Uranium Deposits of Fergana Valley, Uzbekistan
Internet Geology News Letter No. 125, November 26, 2001

The Fergana Valley is at the western end of the Tien Shan mountain system. Paleozoic marine sedimentary rocks were folded and invaded by granites during the Permian Period. In the area of the Fergana Valley platform conditions prevailed from Jurassic to early Oligocene time, during which both continental and marine deposits collected. Then during the late Oligocene, orogenic activity (docking of the India plate onto Asia) led to relative subsidence of the Fergana graben and deposition of several thousand meters of continental sediments within the graben.

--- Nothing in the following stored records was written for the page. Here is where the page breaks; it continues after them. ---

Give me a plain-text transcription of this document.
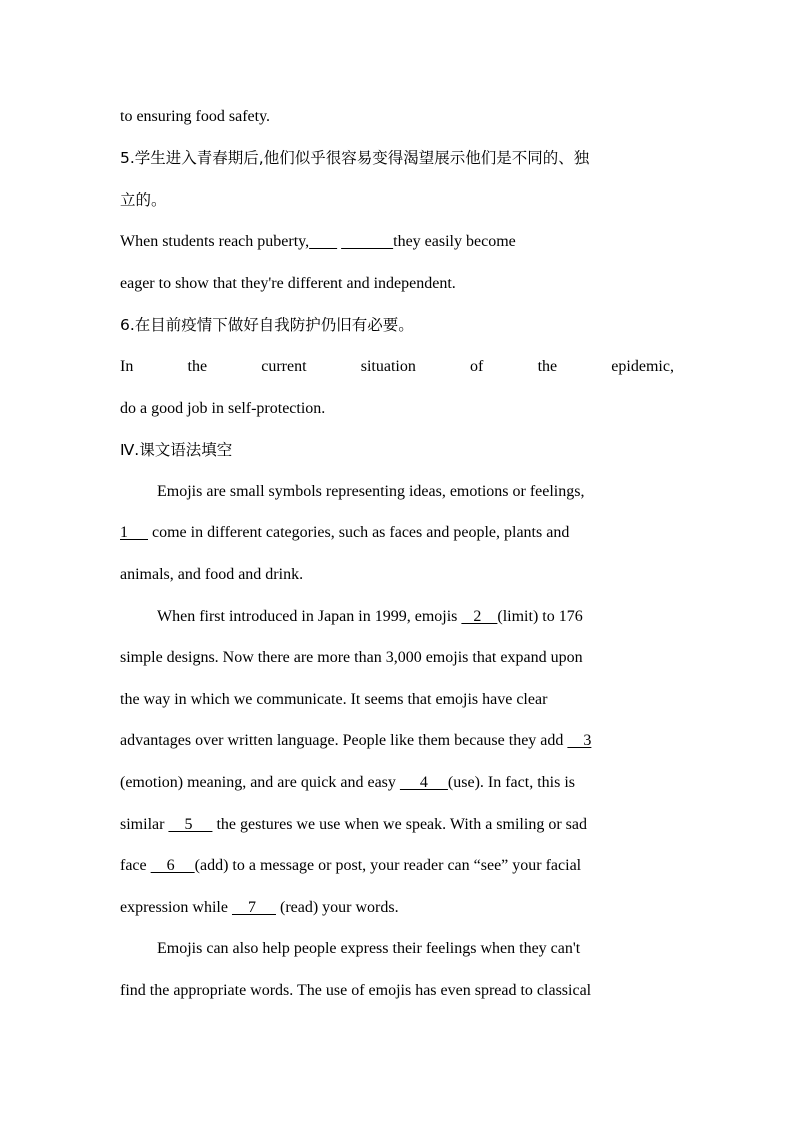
to ensuring food safety.
5.学生进入青春期后,他们似乎很容易变得渴望展示他们是不同的、独
立的。
When students reach puberty,	they easily become
eager to show that they're different and independent.
6.在目前疫情下做好自我防护仍旧有必要。
In	the	current	situation	of	the	epidemic,
do a good job in self-protection.
Ⅳ.课文语法填空
Emojis are small symbols representing ideas, emotions or feelings,
1      come in different categories, such as faces and people, plants and
animals, and food and drink.
When first introduced in Japan in 1999, emojis    2    (limit) to 176
simple designs. Now there are more than 3,000 emojis that expand upon
the way in which we communicate. It seems that emojis have clear
advantages over written language. People like them because they add     3
(emotion) meaning, and are quick and easy      4     (use). In fact, this is
similar     5      the gestures we use when we speak. With a smiling or sad
face     6     (add) to a message or post, your reader can “see” your facial
expression while     7      (read) your words.
Emojis can also help people express their feelings when they can't
find the appropriate words. The use of emojis has even spread to classical
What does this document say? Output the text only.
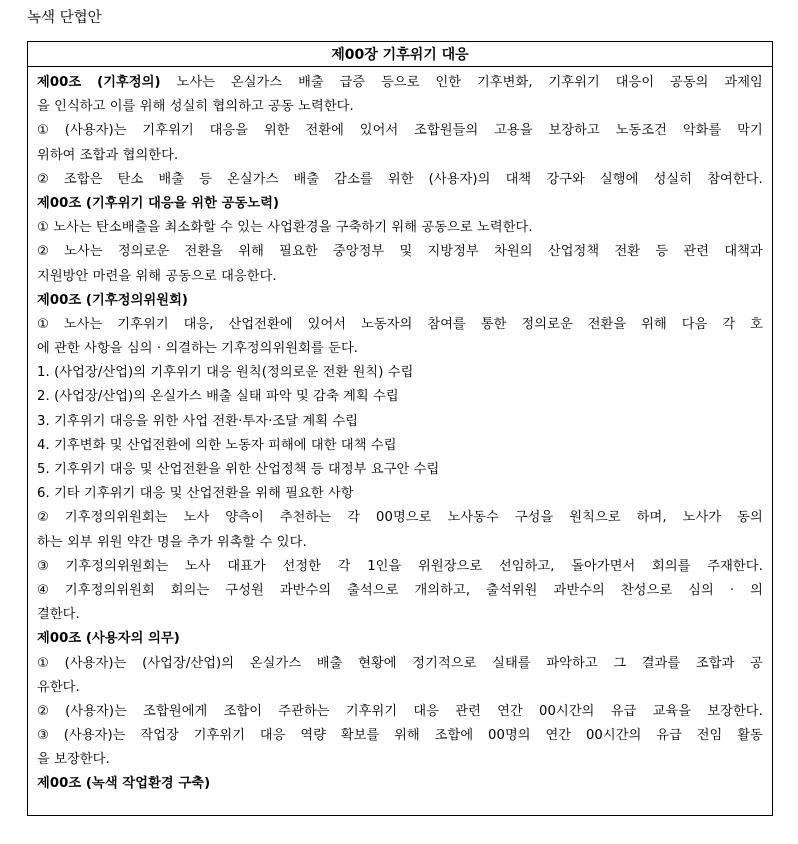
녹색 단협안
제00장 기후위기 대응
제00조 (기후정의) 노사는 온실가스 배출 급증 등으로 인한 기후변화, 기후위기 대응이 공동의 과제임
을 인식하고 이를 위해 성실히 협의하고 공동 노력한다.
① (사용자)는 기후위기 대응을 위한 전환에 있어서 조합원들의 고용을 보장하고 노동조건 악화를 막기
위하여 조합과 협의한다.
② 조합은 탄소 배출 등 온실가스 배출 감소를 위한 (사용자)의 대책 강구와 실행에 성실히 참여한다.
제00조 (기후위기 대응을 위한 공동노력)
① 노사는 탄소배출을 최소화할 수 있는 사업환경을 구축하기 위해 공동으로 노력한다.
② 노사는 정의로운 전환을 위해 필요한 중앙정부 및 지방정부 차원의 산업정책 전환 등 관련 대책과
지원방안 마련을 위해 공동으로 대응한다.
제00조 (기후정의위원회)
① 노사는 기후위기 대응, 산업전환에 있어서 노동자의 참여를 통한 정의로운 전환을 위해 다음 각 호
에 관한 사항을 심의 · 의결하는 기후정의위원회를 둔다.
1. (사업장/산업)의 기후위기 대응 원칙(정의로운 전환 원칙) 수립
2. (사업장/산업)의 온실가스 배출 실태 파악 및 감축 계획 수립
3. 기후위기 대응을 위한 사업 전환·투자·조달 계획 수립
4. 기후변화 및 산업전환에 의한 노동자 피해에 대한 대책 수립
5. 기후위기 대응 및 산업전환을 위한 산업정책 등 대정부 요구안 수립
6. 기타 기후위기 대응 및 산업전환을 위해 필요한 사항
② 기후정의위원회는 노사 양측이 추천하는 각 00명으로 노사동수 구성을 원칙으로 하며, 노사가 동의
하는 외부 위원 약간 명을 추가 위촉할 수 있다.
③ 기후정의위원회는 노사 대표가 선정한 각 1인을 위원장으로 선임하고, 돌아가면서 회의를 주재한다.
④ 기후정의위원회 회의는 구성원 과반수의 출석으로 개의하고, 출석위원 과반수의 찬성으로 심의 · 의
결한다.
제00조 (사용자의 의무)
① (사용자)는 (사업장/산업)의 온실가스 배출 현황에 정기적으로 실태를 파악하고 그 결과를 조합과 공
유한다.
② (사용자)는 조합원에게 조합이 주관하는 기후위기 대응 관련 연간 00시간의 유급 교육을 보장한다.
③ (사용자)는 작업장 기후위기 대응 역량 확보를 위해 조합에 00명의 연간 00시간의 유급 전임 활동
을 보장한다.
제00조 (녹색 작업환경 구축)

Carnotite deposits are present in the southern part of the Fergana Valley for more than 100 km in an east-west direction along the foothills of the Alay Mountains, which are on the south. The best-known of these are the Tyuya-Muyun copper-uranium deposits (40o 22' N, 72o 35' E). These deposits were known long ago to the Chinese, who worked them for copper. Operations for recovery of largely radium began in 1908 but ceased in 1914. Some mining was resumed in 1923. The mineral tyuyamunite (a calcium uranovanadate) is named for this locality. The district contains several uranium-vanadium-bearing barite veins, copper-bearing barite veins, and purely barite veins. These veins occur in Carboniferous limestone in a belt about 3 km long. The veins fill solution channels in the limestone and commonly have a pipe-like structure. The ore occurs largely as stalactitic forms on the walls of caves in the limestone.

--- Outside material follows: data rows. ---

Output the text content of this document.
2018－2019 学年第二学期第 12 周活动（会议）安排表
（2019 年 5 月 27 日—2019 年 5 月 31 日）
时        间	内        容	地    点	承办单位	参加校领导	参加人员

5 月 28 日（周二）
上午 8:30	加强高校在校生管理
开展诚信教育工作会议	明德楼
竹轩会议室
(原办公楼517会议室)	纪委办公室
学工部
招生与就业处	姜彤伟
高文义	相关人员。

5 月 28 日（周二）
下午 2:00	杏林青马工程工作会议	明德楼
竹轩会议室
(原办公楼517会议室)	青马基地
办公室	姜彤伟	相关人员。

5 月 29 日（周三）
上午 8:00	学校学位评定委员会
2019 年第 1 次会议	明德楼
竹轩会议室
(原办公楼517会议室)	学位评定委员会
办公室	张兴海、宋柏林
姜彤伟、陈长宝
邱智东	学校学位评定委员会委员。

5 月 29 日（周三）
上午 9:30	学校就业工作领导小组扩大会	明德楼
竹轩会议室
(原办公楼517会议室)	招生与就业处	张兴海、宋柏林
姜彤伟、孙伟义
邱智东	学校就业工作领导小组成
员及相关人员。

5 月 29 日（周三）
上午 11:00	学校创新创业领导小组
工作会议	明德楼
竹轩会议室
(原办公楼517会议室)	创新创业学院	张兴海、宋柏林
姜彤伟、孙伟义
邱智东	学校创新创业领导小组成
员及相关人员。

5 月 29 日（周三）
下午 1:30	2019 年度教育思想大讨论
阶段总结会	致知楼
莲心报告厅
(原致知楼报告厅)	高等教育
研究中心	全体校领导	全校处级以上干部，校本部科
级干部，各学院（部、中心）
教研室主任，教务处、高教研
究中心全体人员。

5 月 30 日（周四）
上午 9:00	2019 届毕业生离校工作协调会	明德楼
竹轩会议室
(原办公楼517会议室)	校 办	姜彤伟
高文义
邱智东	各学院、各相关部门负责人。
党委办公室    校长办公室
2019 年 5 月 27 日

Popov (1939, Sovetskaya Geologiya) states that within the "continental Cenozoic molasse in Northern Fergana there is a quite extensive, although discontinuous occurrence of ore-bearing sandstone.These deposits are said to duplicate almost completely the carnotite deposits of Colorado and Utah." These deposits occur within an area of 2,500 sq km around Kokand and Fergana. In the Uygur-Say deposit ((41o 02'N, 71o 12'E) the uranium ore is in greenish-gray Neogene arkose, which is 5.7 to 8.5 m thick and extends laterally for more than 7 km. The mineralization took place where south-flowing streams off the mountains on the north intersected the main west-flowing streams that drain Fergana Valley. The initial phase of uranium deposition is thought to have occurred simultaneously with deposition of the host alluvial sandstones and underlying lacustrine clay beds. Dispersed uranium minerals are present in both the clays and sandstones. Uranium and radium were carried in solution to be precipitated on carbonized plant remains. The modern ore bodies were formed during a second phase of ore deposition by circulating subsurface waters. The ore minerals are concentrated as lenses on the flanks of structures or in structural sags as well as at the base of the weathered zone. Other ore bodies are associated with concentrations of plant remains. The uranium minerals are cryptocrystalline bright yellow, greenish yellow, and brownish yellow vanadates.

The Curies worked with radium from the Tyuya-Muyun deposit. Taken from James W. Clarke, 1984; U. S. G. S. Open-File Report 84-0513.